According to the mining minister, the Orinoco Mining Arc was created to confine mining activities to a specific area and safeguard national parks and other protected areas.
His words contradict a recent report by human rights group Kapé-Kapé who denounced that illegal mining is rampant in and around the controversial Mining Arc of the Orinoco River National Development Strategic Zone, which is a 111,843 square-kilometre concession area that is equivalent to 12.2% of the country’s landmass and where gold, diamonds, iron ore, copper, bauxite, coltan, among other resources are mined.
Such artisanal and unregulated operations, Kapé-Kapé reports, are polluting the Carrao river and its tributaries within the Canaima National Park, in the southern Bolívar state which is the traditional territory of the Pemón. They are also affecting the Imataca forest reserve, the biosphere reserve of the High Orinoco, the Yapacana National Park and El Caura National Park.
Kapé-Kapé said that even though artisanal gold mining has been taking place in the Bolívar state for at least three decades, the practice is experiencing a revival due to the presence of dissident guerrilla men from Colombia, who create alliances and gangs with the miners.
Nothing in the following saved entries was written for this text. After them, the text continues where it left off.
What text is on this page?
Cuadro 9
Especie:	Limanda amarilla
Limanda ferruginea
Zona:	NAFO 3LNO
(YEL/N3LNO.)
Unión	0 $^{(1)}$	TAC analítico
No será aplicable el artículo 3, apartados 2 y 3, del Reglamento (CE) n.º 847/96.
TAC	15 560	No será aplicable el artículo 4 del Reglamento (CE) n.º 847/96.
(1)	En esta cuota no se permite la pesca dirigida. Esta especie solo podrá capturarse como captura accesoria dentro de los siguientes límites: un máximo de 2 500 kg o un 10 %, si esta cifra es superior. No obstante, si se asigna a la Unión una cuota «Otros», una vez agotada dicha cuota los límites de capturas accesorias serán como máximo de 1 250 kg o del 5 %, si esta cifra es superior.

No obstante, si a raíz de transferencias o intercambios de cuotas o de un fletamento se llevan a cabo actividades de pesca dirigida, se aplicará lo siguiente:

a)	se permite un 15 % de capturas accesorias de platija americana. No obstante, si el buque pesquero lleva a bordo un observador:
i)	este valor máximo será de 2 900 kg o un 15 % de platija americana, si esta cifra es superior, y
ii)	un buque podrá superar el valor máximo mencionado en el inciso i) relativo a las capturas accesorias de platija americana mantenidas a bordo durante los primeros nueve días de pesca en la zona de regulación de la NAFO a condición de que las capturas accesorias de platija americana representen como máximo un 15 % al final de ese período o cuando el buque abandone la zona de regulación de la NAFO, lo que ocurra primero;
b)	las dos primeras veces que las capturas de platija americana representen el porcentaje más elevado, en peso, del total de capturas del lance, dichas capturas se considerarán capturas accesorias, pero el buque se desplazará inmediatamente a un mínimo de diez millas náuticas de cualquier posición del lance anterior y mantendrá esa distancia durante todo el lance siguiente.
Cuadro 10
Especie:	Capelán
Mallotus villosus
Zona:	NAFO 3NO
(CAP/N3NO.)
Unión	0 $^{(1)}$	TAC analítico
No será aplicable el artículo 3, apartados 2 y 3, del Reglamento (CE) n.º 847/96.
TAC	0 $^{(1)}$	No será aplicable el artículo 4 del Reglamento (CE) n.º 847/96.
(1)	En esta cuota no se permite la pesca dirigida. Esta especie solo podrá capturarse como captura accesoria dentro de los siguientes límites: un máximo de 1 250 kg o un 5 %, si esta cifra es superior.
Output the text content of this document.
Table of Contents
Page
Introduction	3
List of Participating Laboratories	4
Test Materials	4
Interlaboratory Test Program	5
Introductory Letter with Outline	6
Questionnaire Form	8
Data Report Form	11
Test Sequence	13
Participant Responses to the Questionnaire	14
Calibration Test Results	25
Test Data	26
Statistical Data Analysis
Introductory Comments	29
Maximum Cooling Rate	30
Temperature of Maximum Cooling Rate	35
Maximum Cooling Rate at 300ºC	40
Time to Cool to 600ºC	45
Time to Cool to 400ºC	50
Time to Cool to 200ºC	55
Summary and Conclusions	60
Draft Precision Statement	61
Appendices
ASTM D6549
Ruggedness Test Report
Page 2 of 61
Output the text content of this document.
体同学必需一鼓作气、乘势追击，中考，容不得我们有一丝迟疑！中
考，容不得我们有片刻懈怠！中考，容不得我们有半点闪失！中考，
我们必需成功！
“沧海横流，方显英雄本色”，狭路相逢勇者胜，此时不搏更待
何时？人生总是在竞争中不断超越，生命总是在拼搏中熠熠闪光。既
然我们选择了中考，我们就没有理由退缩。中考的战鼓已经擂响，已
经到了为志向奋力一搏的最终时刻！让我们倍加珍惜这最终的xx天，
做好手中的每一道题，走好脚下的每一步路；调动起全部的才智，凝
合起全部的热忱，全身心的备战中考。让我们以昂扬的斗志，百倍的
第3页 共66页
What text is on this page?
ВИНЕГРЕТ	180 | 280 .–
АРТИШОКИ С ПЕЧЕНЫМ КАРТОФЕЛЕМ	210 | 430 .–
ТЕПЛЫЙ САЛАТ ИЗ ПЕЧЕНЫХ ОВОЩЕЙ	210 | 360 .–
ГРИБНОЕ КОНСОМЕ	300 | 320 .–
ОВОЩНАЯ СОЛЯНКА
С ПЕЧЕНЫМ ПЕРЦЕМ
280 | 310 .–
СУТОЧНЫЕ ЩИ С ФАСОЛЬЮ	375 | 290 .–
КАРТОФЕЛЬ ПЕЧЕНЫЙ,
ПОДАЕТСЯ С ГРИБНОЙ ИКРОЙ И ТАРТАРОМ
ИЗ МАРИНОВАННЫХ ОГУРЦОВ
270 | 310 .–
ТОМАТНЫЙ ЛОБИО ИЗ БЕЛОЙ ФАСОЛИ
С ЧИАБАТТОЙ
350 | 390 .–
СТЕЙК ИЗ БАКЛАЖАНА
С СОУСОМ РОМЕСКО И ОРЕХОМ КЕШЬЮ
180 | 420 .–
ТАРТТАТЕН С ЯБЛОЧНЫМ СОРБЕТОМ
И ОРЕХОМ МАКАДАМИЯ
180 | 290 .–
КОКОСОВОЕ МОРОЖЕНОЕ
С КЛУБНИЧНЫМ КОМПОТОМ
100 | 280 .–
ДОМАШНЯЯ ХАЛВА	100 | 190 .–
“Indigenous and non-Indigenous communities in the region have denounced this problem many times. They estimate that there are up to 2,000 gangmen carrying out criminal activities related to the exploitation of mineral resources in the southern part of the country,” the group said.
As the meeting between the ministers and the Pemón was being reported, activists protested in Caracas at the Supreme Justice Tribunal against the inaction related to an appeal they submitted three years ago to repeal the decree that created the Orinoco Mining Arc.
Members of the Platform Against the Mining Arc, the Observatory of Political Ecology, and the Citizen Platform in Defense of the Constitution gathered before the country’s top court to denounce that their legal request has fallen on deaf ears. This, despite the fact that in their view and in that of many other conservation organizations, the creation of the Mining Arc through decree 2248 published in the Official Gazette No. 40.855 did not take into consideration any relevant studies related to the environmental impacts of such a massive development.
“With this decree, the President unconstitutionally assumes popular sovereignty belongs to him and awards himself supra-constitutional powers by making decisions related to the fragmentation of the national territory, the creation of new authority structures, special mechanisms related to public contracts, and easier routes for imports, while at the same time setting up tax privileges for those operating in the Orinoco Mining Arc,” the activists said in a statement made public via social media.
According to the protesters, the creation of the Arc has only caused more violence in Venezuela’s southeastern states, where hundreds of Indigenous people have been killed over the past three years, where organized crime is rampant and where the “law of the strongest” prevails.